There was artist who canned his own fecal matter, blood, urine, sweat, etc. It is worth millions. Materials does have a lot to do with pricing, shock has a lot to do with attention. Sometimes the attention plays into the price. There was a picture painted in elephant dung of the virgin mary a few years back. It's value is outrageous. Purhaps the lack of value of the peices you are comparing in your statements are not on the same playing field. A world class shuffle board player does not make the same as a world class basketball player, even though they are both world class players. Sometimes the reason/meaning of the peice plays into the value of the peice. For example, two pictures painted in blood of the same subject. One was painted in blood for shock value only, the other was painted in blood because of all the blood that was shed in the events that led up to the the subject of the painting. Sometimes the value is determined by the "value" of the artist. Well know vs obscure, young vs old, student vs professional, etc. There are a lot of factors that determine the value of a painting. Just looking for the basics of why a painting is priced one way and another is much less is like saying the Holocaust and the Civil War are the same because they both caused a lot of people to die.

Balhatain said...

I was thinking more along the lines of aesthetic value. However,
you raised a good point.

Why is it that some of these controversial works of art cost so much when they are loathed by so many?
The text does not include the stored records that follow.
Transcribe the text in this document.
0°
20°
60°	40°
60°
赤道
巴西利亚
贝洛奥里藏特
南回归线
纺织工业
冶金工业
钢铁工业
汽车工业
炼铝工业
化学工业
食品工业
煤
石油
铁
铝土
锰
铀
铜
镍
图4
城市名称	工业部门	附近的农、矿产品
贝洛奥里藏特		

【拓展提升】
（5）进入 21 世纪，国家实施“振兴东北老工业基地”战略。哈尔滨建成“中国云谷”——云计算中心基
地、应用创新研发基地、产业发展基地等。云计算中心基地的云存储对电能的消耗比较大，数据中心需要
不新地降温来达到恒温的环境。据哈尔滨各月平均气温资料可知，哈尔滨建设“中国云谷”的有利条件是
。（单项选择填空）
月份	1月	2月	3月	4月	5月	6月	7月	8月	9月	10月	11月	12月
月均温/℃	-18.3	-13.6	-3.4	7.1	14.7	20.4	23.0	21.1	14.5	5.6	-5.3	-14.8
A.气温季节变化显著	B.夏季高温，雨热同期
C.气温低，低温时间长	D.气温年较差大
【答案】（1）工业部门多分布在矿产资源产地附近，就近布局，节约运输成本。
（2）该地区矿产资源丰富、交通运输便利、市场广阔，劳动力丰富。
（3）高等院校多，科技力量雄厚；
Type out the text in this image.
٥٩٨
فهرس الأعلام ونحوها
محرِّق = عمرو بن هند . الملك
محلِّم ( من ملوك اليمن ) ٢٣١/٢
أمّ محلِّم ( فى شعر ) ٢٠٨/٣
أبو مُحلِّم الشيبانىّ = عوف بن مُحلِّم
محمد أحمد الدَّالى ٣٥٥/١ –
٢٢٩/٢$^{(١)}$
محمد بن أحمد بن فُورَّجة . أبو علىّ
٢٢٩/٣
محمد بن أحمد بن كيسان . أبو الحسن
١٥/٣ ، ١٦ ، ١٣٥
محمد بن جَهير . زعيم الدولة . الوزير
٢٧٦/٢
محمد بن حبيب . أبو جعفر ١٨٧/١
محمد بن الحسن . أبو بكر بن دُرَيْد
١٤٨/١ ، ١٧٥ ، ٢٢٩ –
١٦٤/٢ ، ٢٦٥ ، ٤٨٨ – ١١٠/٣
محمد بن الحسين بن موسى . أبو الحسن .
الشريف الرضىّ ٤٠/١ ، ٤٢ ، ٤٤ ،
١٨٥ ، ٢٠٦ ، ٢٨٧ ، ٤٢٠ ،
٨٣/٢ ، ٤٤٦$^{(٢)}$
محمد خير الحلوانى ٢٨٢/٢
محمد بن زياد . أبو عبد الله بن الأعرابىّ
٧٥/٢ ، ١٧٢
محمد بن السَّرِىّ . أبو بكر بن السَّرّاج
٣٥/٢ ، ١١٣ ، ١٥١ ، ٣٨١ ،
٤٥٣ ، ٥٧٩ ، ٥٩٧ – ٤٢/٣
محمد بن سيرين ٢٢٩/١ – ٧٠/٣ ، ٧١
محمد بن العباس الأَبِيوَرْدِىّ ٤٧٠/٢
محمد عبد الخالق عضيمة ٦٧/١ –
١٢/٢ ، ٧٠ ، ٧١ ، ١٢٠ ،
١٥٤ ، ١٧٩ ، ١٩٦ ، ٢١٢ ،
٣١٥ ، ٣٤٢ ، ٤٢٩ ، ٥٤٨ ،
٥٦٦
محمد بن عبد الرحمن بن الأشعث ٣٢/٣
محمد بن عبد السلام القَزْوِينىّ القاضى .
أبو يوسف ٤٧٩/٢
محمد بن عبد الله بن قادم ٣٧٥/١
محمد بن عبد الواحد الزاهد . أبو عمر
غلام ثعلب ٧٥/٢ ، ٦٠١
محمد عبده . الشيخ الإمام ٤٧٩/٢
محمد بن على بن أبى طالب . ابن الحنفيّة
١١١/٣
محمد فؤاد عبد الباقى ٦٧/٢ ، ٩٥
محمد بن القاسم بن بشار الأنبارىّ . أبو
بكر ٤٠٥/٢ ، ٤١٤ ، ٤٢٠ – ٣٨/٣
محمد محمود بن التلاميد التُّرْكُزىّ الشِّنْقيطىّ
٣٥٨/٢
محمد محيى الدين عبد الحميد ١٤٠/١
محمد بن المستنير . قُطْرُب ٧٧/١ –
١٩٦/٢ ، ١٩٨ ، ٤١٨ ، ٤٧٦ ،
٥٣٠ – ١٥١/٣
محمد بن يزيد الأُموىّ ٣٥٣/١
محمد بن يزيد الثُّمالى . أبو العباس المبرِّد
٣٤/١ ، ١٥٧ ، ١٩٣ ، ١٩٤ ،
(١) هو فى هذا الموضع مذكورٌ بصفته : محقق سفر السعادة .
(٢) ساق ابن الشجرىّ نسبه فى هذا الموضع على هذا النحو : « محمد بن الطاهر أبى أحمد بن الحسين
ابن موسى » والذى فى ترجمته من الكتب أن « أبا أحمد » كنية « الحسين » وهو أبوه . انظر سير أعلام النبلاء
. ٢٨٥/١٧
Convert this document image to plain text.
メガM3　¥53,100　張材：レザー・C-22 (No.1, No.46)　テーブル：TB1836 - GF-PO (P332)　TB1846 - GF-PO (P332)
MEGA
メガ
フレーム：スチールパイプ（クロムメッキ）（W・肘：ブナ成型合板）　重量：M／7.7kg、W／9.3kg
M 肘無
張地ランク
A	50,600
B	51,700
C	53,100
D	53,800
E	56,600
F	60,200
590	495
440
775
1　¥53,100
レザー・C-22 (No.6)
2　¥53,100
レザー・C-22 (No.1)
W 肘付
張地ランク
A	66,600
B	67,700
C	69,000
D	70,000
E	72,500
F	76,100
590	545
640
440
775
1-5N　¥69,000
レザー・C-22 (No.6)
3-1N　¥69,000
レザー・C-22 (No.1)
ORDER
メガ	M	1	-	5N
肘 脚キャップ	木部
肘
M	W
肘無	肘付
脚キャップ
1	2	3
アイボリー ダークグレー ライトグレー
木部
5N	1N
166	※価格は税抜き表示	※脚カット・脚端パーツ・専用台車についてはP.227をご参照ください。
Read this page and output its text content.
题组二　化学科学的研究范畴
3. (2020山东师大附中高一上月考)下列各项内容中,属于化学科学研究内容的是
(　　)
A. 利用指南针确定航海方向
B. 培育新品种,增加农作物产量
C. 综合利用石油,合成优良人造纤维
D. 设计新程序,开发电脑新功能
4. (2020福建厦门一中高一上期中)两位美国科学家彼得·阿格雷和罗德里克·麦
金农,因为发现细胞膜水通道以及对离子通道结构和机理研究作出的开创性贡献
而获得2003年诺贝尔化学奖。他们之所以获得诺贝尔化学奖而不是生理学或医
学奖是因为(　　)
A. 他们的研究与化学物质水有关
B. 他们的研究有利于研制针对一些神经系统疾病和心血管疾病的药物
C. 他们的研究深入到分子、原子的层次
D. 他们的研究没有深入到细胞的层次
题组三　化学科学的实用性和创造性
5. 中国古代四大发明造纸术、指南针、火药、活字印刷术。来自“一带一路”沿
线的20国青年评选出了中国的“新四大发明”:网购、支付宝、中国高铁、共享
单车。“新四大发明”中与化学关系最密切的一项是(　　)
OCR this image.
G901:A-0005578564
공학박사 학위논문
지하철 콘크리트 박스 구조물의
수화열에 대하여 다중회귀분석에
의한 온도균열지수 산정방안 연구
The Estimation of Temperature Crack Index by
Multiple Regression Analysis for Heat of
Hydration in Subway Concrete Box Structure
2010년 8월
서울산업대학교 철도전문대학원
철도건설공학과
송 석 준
The general population tends to feel that these works have no aesthetic or dollar value.
To be frank, very few people would pay any dollar amount for a can of crap... no matter who created it.

I was not talking about financial pricing.

Balhatain said...

Michele,

"The truth of the matter is that many artists are held back if the general public is adamantly against their work."

I'm thinking more along the lines of the general population.

Most curators have a different view of art than someone who does not spend every waking moment researching such things. It is kind of like how professor often seem to live in an 'academic bubble'.

Your average person does not care what a curator or critic has to say about a work of art. They either like it or they don't.

anastasia said...

I think that in this comment you fail to express just how much control the artist has over his choice in materials. Medium is another form of expression. I do not believe that anyone portraying a religeous scene in HIV infected blood is not making a statement. This was a deliberate choice, intended to express something the artist felt. While the artist may be expressing something other than what the viewer sees, but the intent to express is still there.

Shocking the viewer is a time honored tradition among artists. "Shock" is just another element of design. It can be as simple as a dramatic perspective or as complex as gathering dung for subject matter that many people revere. Don't try to tell me that the artist was not making a statement when he portrayed a religeous image in fecal matter.

And what drives me crazy about it is that teh value of a piece is often inflated by it's shock value, regardless of the quality.

Critics are not really in touch with the value of art. For one thing it is an example of the taste of one used to represent the taste of many. Do you know how I price my work? The price I put on it is the amount of money that it would be worth to me to part with it. I sell some of my student work for next to nothing, because I got what I wanted out of it already, the learning. My most expensive pieces are my favorites, because I'd rather look at them every day than have the money in my pocket.